RUSTY BRASS – INCISIONI BARBARICHE (autoproduzione)
https://open.spotify.com/intl-it/album/43AWAyJfoQGbokM3TnbZxL?si=PL7s-zeaQDy-XUsRL78JTA
Incisioni barbariche è l'esordio discografico dei Rusty
Brass, formazione pan-bresciana forte di 3 trombe, 2 tromboni, bassotuba
e basso elettrico, batteria e percussioni.
L'inizio è travolgente, fedele al titolo: una primitiva
nebbia sonora da cui si dipana, misterioso e carico di tensione, il canto di
una tromba, che scatena l'orda barbarica; ma non è il momento del saccheggio o
della battaglia, è la festa, è la danza, è la disco, è Longoparty.
La seconda traccia, Sagai, innesta su un inesorabile funk il
testo programmatico - e labirintico: "È arrivato il momento in cui si
canta/solo che non so di che parlare/ti dirò, la strumentale non mi stanca/e
non ho voglia di cantare". Alla formazione di ottoni si affianca, in
Marcia dei vinti, il suono del vibrafono di Olmo Chittò, che allaccia
elegantemente le due parti del brano: una marcia dal carattere dimesso ed un
reggae orientaleggiante che suona come una redenzione. È poi il turno di
Andrew, rielaborazione in chiave New Orleans (con derive balcaniche) della
celebre 'Andrea', fedele resa della parata di strada arricchita dal sax di
Luca Ceribelli e dalla batteria di Nanni Gaias.
Pezzo X è l'introduzione cupa, monologante e teatrale della
traccia seguente: Iron Rage, ruggito arrugginito che aggredisce l'ascoltatore e
sgomenta tra rap, trombe mariachi, dialetto bresciano e strepiti barbarici.

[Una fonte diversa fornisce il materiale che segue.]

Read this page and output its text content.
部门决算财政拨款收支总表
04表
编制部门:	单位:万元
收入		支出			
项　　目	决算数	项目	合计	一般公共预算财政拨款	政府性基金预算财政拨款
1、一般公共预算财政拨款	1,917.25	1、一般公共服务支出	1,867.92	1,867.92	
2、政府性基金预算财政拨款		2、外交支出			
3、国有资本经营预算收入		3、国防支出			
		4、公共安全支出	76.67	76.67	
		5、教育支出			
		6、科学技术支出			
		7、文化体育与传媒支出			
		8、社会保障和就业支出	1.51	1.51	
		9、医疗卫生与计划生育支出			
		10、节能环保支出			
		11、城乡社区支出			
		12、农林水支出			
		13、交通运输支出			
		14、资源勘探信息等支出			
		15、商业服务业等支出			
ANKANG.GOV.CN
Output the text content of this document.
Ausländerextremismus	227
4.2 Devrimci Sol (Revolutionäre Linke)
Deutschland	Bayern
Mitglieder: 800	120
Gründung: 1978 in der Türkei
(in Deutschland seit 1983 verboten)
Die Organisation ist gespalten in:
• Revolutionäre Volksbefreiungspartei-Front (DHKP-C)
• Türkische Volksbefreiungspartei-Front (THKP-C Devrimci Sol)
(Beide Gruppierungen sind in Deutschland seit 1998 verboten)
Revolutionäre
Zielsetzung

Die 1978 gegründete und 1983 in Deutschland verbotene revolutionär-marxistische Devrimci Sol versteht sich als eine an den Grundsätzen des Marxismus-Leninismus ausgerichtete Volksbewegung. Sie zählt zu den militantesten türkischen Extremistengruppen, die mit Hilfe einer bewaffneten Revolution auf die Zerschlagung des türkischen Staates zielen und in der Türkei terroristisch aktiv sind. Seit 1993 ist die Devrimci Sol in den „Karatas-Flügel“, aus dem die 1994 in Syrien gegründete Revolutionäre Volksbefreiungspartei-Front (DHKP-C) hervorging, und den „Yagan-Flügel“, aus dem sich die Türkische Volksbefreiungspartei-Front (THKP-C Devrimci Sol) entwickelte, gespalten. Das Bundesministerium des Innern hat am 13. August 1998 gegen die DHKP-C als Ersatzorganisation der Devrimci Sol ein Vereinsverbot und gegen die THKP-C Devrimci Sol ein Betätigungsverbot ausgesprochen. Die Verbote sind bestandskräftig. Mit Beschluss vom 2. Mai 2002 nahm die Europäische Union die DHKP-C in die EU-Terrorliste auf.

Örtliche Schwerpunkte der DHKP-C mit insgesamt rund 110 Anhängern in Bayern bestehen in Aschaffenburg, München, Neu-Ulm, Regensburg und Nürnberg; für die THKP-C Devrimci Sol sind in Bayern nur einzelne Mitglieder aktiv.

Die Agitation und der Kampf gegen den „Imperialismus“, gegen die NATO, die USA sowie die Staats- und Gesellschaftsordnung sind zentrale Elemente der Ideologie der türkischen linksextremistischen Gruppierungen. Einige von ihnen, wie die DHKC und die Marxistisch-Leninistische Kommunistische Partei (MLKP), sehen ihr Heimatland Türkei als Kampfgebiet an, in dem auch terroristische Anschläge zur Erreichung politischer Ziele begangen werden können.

Subito dopo O.O, poesia luminosa che da un tema sereno e semplice culmina nel
canto dell'intera band e torna dolcemente alla calma, dimostrando tutta la
duttilità degli ottoni.
La traccia seguente si apre con una descrizione d'altri
tempi dei Rusty Brass, un manifesto a dire il vero un po' ingiallito del
concerto che inizia subito dopo: Scherzo finito male. Ma la musica incalzante
ed il ritmo sono interrotti da chi in strada pretende la quiete: 'Ma la volete
finire? La piantate con quel megafono? Ma state ancora suonando?'. Chi avrà
l'ultima parola?
Il disco si era aperto con la disco longobarda, e si chiude
col funk bresciano (anche detto fànc, cioè fango) di Chei de là del fos (Quelli
di là dal fosso: i rivali). Una sassaiola di note, nessun ferito, tutti ballano
e rotolano nel funk, dimenticando i confini spazio-mentali che ci separano.